Всеобщая история любви - стр. 68
Казанова хотел, чтобы женщины вынужденно покорялись ему. Но когда они ему отдавались, он их бросал точно так же, как его бросила мать. Она была первой женщиной, которую он, настоящий сердцеед, любил, и он всю жизнь гнался за ее тенью, пытаясь обнаружить ее в других женщинах. А когда Казанова хватал эту тень, он, к своему удивлению, обнаруживал, что у него в руках ничего нет, и потому он пускался в погоню за другой тенью, но с тем же результатом. И все-таки существовал один тип женщин, который казался ему по-настоящему притягательным. Перед такой женщиной Казанова не мог устоять, ее он не мог победить и из ее тисков он не мог вырваться, хотя она высасывала из него деньги и силы, разбивала в прах его самоуважение. Он не мог спастись от женщин, которые его дразнили, – от женщин, которые его завлекали, но не отдавались, попеременно то мучая его, то прогоняя. Когда такая женщина завязывала с ним роман, то главное, чего ей не следовало делать, – так это интересоваться тем, как он завершится. Неопределенность заставляла Казанову мучиться. Он чувствовал себя подвешенным над ямой, в которой пылает огонь, что очень напоминало ему внезапную любовь и отторжение, которые так мучили его в детстве. Это сводило на нет его взрывную чувственность, обуздывало его похоть, уничтожало его самоуверенность – и тем менее Казанова искал таких приключений снова и снова, чтобы мучиться еще больше, однако тщательно хранил это в тайне. В основном он был влюблен в саму жизнь.
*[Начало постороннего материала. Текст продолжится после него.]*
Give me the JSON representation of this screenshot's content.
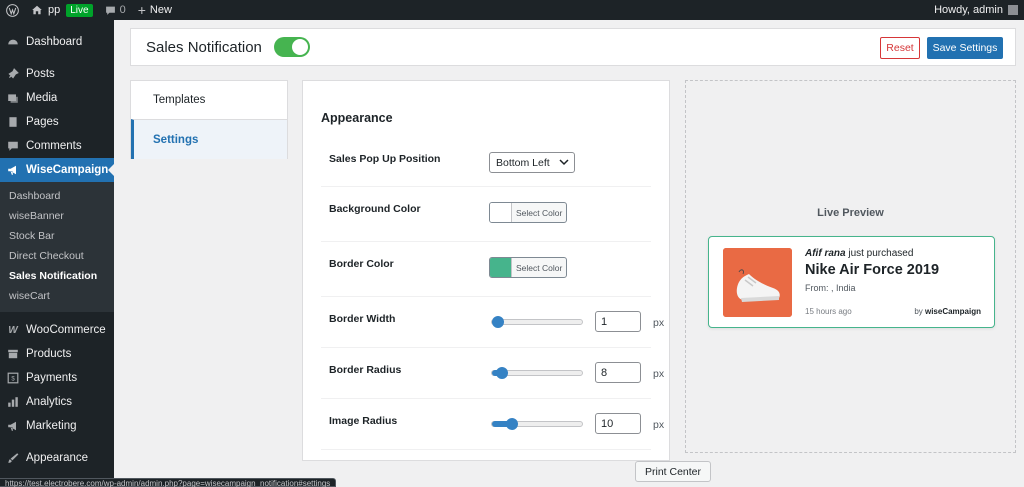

Он так любил жить ярко, был так переполнен грубоватой веселостью, что двери перед ним открывались, юбки поднимались и груди вздымались. Забавно, но словари называют казановой мужчину неразборчивого в связях, распутного и бессердечного в отношениях с женщинами, тогда как реальный Казанова был эмоциональным, отчаянным, серьезно рисковавшим в любовных играх и зачастую проигрывавшим. Его тайным оружием было умение задевать, заставлявшее его делать, говорить, становиться кем-то, чтобы любить и быть любимым. Но все было иллюзией, театром теней на стене. Его жизнь была адским аттракционом взлетов и падений, и в конце жизни он печально сказал: «Я ни о чем не жалею».
Казанова представлял собой один из типов любовника XVIII века, опасного и нескромного. А Бен Франклин был воплощением галантного кавалера той эпохи – и как мыслитель, и как волокита. Он был шапочно знаком с Казановой – они часто встречались при дворе и дискутировали с Вольтером и другими мыслителями, при этом представляли собой совершенно разные типы любовников. В отличие от Казановы, который был необузданным и рисковым, Франклин был уравновешенным, веселым и искренним. Французы с удовольствием открывали ему доступ и в свои сердца, и в свои будуары; они его и впрямь боготворили.